Modus operandi yang digunakan para tersangka adalah dengan mengajukan pencairan dana proyek yang tidak sesuai dengan progres pengerjaan. JRJ mengajukan termin XI (MC 23) dengan alasan sebagai target pencapaian prestasi proyek. Ia kemudian meminta dan mengarahkan saksi Sardilla, selaku Project Manager (PM), untuk mengajukan pencairan termin XI dengan klaim bahwa sudah ada koordinasi dengan pihak Kepala Satuan Kerja (Kasatker).
Padahal, sebelum pengajuan termin XI, bobot fisik proyek sebenarnya belum mencapai 61,782 persen seperti yang diklaim, melainkan hanya sekitar 53 persen. Berdasarkan opname terakhir yang dilakukan oleh PPK dan Konsultan Pengawas pada 4 Januari 2023, bobot fisik proyek hanya sebesar 52,171 persen. Saat dilakukan perhitungan fisik oleh ahli dari Dinas Perumahan, Kawasan Permukiman, dan Pertanahan Provinsi Sulawesi Selatan, diperoleh kesimpulan bahwa bobot fisik di lapangan hanya sebesar 55,52 persen.
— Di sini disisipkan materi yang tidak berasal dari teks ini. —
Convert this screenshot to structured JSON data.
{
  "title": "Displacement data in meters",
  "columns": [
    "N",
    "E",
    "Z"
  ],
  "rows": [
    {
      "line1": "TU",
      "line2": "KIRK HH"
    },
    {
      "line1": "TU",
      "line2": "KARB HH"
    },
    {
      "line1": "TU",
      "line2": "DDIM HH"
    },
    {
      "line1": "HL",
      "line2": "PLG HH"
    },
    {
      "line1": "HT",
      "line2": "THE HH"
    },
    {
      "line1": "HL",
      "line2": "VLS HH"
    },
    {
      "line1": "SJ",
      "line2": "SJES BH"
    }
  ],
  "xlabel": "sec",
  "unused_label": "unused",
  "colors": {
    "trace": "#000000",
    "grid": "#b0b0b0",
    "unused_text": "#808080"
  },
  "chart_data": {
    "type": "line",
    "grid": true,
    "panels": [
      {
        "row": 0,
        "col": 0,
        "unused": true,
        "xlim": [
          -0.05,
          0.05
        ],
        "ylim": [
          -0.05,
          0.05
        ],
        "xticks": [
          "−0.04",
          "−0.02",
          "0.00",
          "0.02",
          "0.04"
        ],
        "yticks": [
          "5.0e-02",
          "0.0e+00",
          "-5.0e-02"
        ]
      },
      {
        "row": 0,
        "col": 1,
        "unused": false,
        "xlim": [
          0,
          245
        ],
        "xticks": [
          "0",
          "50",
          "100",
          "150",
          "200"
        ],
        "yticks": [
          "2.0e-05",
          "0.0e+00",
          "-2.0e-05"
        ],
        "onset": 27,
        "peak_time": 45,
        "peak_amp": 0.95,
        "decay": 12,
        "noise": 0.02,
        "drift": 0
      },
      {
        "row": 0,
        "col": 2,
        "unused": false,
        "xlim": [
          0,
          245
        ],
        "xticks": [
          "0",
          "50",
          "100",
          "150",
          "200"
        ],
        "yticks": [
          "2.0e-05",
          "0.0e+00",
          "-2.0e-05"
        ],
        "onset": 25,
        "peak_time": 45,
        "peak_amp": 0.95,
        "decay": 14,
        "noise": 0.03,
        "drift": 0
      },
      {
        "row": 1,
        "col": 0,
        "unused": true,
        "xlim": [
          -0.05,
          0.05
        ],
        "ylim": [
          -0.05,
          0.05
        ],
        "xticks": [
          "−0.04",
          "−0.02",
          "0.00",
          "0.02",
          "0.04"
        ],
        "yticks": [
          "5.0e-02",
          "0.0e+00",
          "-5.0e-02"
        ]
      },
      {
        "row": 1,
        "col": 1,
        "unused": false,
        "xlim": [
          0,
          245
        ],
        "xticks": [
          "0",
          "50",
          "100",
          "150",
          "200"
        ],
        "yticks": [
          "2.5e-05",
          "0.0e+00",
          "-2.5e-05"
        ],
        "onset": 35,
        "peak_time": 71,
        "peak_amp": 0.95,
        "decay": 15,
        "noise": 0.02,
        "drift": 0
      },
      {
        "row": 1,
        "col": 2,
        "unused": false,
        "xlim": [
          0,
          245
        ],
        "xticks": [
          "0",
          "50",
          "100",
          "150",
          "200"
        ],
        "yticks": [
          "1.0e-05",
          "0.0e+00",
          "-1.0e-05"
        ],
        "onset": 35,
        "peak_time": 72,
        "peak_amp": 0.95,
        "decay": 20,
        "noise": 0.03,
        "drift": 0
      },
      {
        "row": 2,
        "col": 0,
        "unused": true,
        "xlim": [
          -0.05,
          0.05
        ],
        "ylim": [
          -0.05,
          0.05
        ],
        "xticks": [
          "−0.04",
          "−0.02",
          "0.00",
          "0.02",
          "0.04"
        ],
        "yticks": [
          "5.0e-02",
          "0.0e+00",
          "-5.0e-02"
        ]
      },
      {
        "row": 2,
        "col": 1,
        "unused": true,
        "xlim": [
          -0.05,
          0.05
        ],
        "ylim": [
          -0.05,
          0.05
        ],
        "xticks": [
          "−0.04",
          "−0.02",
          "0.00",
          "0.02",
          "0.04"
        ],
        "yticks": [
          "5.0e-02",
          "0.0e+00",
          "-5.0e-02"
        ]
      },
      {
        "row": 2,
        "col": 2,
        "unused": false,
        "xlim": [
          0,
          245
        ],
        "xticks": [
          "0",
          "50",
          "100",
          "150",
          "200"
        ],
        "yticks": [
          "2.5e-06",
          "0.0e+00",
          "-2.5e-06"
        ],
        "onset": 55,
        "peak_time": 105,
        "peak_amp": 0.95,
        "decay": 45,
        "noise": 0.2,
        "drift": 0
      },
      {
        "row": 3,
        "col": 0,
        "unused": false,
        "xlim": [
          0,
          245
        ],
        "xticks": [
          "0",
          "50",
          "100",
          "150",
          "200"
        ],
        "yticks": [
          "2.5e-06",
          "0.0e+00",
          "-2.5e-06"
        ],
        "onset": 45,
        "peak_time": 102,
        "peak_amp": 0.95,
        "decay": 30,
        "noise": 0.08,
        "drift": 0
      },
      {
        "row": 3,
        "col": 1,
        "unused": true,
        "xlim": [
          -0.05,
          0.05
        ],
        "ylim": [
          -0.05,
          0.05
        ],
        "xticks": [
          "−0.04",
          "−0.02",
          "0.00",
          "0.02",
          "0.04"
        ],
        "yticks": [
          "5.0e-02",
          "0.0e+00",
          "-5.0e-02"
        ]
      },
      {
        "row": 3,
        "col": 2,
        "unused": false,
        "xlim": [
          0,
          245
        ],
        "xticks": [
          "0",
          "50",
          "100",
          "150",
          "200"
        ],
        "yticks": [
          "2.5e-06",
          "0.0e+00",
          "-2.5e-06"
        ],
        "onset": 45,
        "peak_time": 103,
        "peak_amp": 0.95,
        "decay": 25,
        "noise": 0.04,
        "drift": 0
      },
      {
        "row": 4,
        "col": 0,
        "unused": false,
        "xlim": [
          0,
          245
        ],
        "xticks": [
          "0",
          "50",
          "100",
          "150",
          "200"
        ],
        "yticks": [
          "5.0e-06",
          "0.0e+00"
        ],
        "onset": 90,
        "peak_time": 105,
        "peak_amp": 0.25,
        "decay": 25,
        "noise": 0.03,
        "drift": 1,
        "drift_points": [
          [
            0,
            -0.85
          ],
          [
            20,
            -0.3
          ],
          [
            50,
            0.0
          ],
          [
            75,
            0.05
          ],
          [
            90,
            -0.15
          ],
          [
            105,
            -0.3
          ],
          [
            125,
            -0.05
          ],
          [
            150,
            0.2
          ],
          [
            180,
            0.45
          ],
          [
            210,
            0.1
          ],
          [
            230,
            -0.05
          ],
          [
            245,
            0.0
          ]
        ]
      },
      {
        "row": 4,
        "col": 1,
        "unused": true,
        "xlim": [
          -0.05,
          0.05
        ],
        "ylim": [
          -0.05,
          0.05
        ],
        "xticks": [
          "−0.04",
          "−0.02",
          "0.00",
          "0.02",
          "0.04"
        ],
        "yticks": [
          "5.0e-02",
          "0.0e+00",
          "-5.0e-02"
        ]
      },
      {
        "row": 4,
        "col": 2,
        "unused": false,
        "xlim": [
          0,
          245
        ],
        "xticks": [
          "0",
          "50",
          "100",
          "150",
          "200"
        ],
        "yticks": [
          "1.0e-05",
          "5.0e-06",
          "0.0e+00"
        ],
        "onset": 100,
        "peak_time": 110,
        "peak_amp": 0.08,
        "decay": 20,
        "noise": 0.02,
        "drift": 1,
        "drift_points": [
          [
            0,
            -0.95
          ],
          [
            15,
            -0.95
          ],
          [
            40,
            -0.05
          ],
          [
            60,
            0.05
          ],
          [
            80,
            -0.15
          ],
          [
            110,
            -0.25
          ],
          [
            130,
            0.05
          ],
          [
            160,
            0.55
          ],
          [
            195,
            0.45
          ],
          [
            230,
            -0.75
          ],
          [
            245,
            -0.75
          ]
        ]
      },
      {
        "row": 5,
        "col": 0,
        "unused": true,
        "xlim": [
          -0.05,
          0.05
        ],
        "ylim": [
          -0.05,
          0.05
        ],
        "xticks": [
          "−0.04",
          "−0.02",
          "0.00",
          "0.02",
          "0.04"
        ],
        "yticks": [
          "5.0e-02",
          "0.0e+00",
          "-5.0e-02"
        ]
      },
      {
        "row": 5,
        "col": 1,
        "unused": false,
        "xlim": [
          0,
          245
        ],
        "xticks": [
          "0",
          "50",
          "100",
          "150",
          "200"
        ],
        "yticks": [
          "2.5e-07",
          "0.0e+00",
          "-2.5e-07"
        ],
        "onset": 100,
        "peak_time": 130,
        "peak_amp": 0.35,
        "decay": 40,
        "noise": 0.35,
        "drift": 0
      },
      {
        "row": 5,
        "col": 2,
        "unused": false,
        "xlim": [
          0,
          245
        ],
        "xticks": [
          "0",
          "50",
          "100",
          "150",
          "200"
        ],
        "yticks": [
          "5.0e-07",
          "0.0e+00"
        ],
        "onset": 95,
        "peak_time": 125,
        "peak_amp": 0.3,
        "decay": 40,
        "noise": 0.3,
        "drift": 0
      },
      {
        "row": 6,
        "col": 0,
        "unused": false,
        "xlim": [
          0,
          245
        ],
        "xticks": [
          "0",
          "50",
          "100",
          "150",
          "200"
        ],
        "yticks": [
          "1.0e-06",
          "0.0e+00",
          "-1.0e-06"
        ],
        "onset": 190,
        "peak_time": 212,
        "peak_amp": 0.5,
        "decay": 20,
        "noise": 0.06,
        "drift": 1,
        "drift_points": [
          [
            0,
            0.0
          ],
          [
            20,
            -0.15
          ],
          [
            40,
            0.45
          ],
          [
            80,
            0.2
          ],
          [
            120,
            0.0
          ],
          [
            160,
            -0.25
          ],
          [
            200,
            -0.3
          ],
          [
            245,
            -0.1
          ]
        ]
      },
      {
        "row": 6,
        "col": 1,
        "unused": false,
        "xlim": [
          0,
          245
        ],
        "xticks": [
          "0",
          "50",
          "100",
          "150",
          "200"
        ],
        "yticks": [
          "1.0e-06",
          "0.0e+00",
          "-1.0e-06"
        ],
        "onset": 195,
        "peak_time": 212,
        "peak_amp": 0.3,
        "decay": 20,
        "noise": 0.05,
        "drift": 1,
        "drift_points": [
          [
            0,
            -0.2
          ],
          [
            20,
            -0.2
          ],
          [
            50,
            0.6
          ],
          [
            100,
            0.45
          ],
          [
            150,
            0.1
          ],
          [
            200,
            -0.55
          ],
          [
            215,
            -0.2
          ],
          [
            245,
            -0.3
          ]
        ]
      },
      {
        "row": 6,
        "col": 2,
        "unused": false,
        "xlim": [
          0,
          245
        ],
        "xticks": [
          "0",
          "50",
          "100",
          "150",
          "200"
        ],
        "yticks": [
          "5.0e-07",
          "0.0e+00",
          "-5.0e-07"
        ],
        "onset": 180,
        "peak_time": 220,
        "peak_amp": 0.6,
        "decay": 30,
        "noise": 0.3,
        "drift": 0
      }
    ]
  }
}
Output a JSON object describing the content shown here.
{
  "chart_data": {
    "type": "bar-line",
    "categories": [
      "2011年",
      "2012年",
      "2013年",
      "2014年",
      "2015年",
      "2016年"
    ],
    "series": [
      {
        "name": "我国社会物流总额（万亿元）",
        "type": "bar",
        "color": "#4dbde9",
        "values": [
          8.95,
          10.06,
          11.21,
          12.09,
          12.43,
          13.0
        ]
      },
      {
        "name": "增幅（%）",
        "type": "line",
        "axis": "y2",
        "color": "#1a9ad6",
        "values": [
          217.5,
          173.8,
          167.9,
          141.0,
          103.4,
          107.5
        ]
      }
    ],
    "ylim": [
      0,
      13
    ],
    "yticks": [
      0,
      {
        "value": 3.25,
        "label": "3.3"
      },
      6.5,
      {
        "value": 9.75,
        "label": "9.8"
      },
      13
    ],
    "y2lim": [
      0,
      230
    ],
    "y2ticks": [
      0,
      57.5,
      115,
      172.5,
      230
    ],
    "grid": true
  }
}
Menindaklanjuti permintaan PT Karaga Indonusa Pratama dalam termin XI (MC 23), tersangka SD selaku PPK C3 memproses pencairan pembayaran dengan alasan adanya perintah disposisi dari Kasatker agar segera diproses. Demi menyerap anggaran di akhir tahun 2021, SD memerintahkan saksi Farid (staf keuangan) untuk membuat dokumen keuangan sebagai kelengkapan pembayaran, meskipun laporan progres dari konsultan pengawas tidak mendukung pengajuan tersebut. SD, yang mengetahui bahwa pengajuan pembayaran pada termin XI tidak sesuai dengan bobot fisik di lapangan, tetap memprosesnya.